Çeşitli provokatif girişimlere karşı azami bir uyanıklık içinde olmak “Hayır” cephesinin en önemli sorumluluklarından birisidir.
Gerçeğin gücü
Yine daha önceki deneyimlerimiz böyle zamanlarda panikleyen tarafın daha büyük hatalar yaptığını biliyoruz. Dikkatli davranırsak, iktidarın çeşitli girişimleri hedeflerinin tam aksine kendileri açısından zarar verici sonuçlara neden olabilir.
Burada önemli olan “Hayır” hattının elde ettiği olanağı, meşruiyeti ve gücü doğru biçimde kullanmasıdır.

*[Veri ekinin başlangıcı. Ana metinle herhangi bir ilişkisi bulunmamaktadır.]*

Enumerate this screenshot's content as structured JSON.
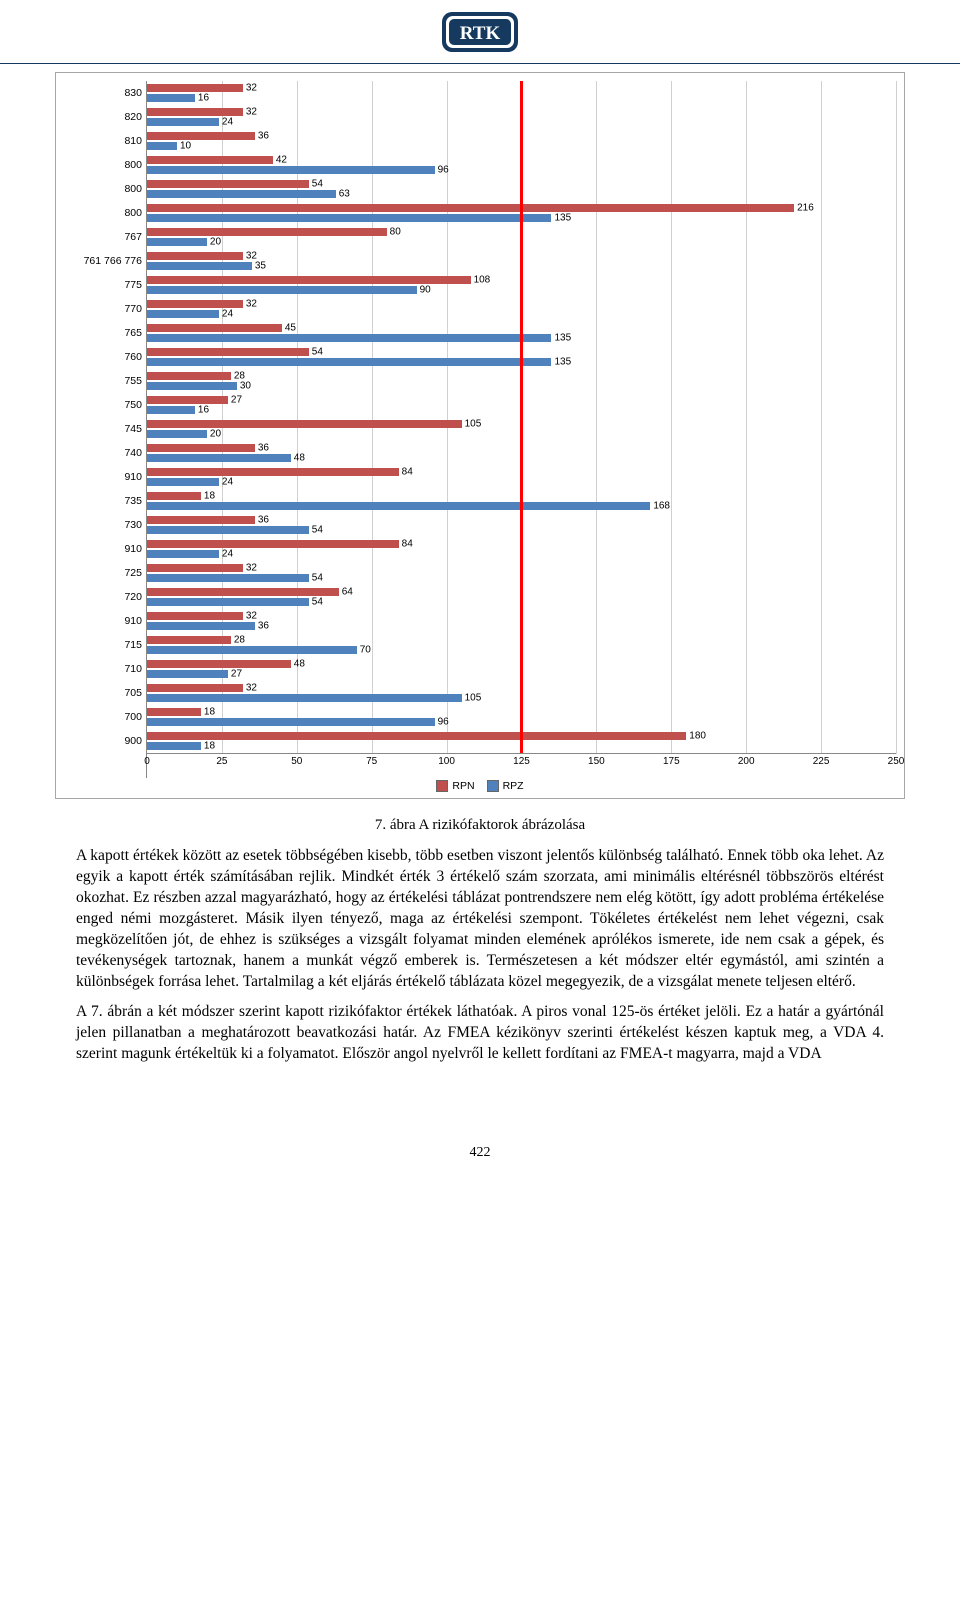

Dikkat ederseniz geride kalan dönemde evet propagandasının temeline “hayır” diyenlerin ne kadar kötü oldukları tezini yerleştirmiş bulunuyorlar. Çünkü “evet” dendiğinde yaşanacak değişikliklerin yurttaşların hayatında tek bir olumlu yansıması olmayacak.
Bu referandum tartışmalarının en kritik başlığıdır. “Evet” sadece demagoji, yalan ve iftiralarla savunulabilmektedir.
“Hayır” cephesinden baktığımızda ise kendini anlatmak, hem de milyonlarca yurttaşa dokunacak biçimde anlatmak açısından çok önemli avantajlara sahibiz. Örneğin, sadece Anayasa değişiklik teklifinin somut olarak neleri kapsadığı ile ilgili gerçeklerin kuvvetli ve yaygın biçimde ifade edilmesinin “Hayır” oylarını artıracak bir faktör olduğunu söyleyebiliriz.
Hayır ve Ötesi…
Sandıklardan başlayıp, sokaklara, mahallelere, ilçe ve il düzeyine doğru ilerleyen bir halk örgütlenmesi sağlanamadığı durumda, referandum sonucu ne olursa olsun istediğimizi elde edemeyeceğimizi açıkça ifade etmemiz gerekiyor.
Daha önemlisi, geride kalan dönemin önemli deneyimlerinden birisi Tayyip Erdoğan’ın halkın Hayır kararının sonucunda bavulunu toplayıp gitmeyeceğidir. Tam tersine olası bir Hayır sonucunun etkisinin kırılması için her yola başvuracağından en küçük bir şüphemiz yok.
Sonuç olarak, referandumda Hayır oylarının çoğalması, Hayır oylarının korunması, Hayır çıktıktan sonra iktidarın halka dönük saldırılarının püskürtülmesi ve en önemlisi Hayır iradesinin ülkenin aydınlık geleceğini kurmak üzere AKP/Saray iktidarına son vermesi için halkın kendi örgütlerini her düzeyde inşa etmesi önemli ve zorunlu bir görev olarak önümüzde duruyor.
Hayır ve Ötesi çalışmalarına, HAZİRAN Hareketi’nin bu çalışmalara verdiği desteğe bir de bu açıdan bakmakta fayda var.
Bu vesileyle kalan sınırlı ve değerli vakti en verimli biçimde kullanmak üzere herkesi hayirveotesi.org sitesi üzerinden Hayır ve Ötesi çalışmalarını katılmaya çağırıyorum.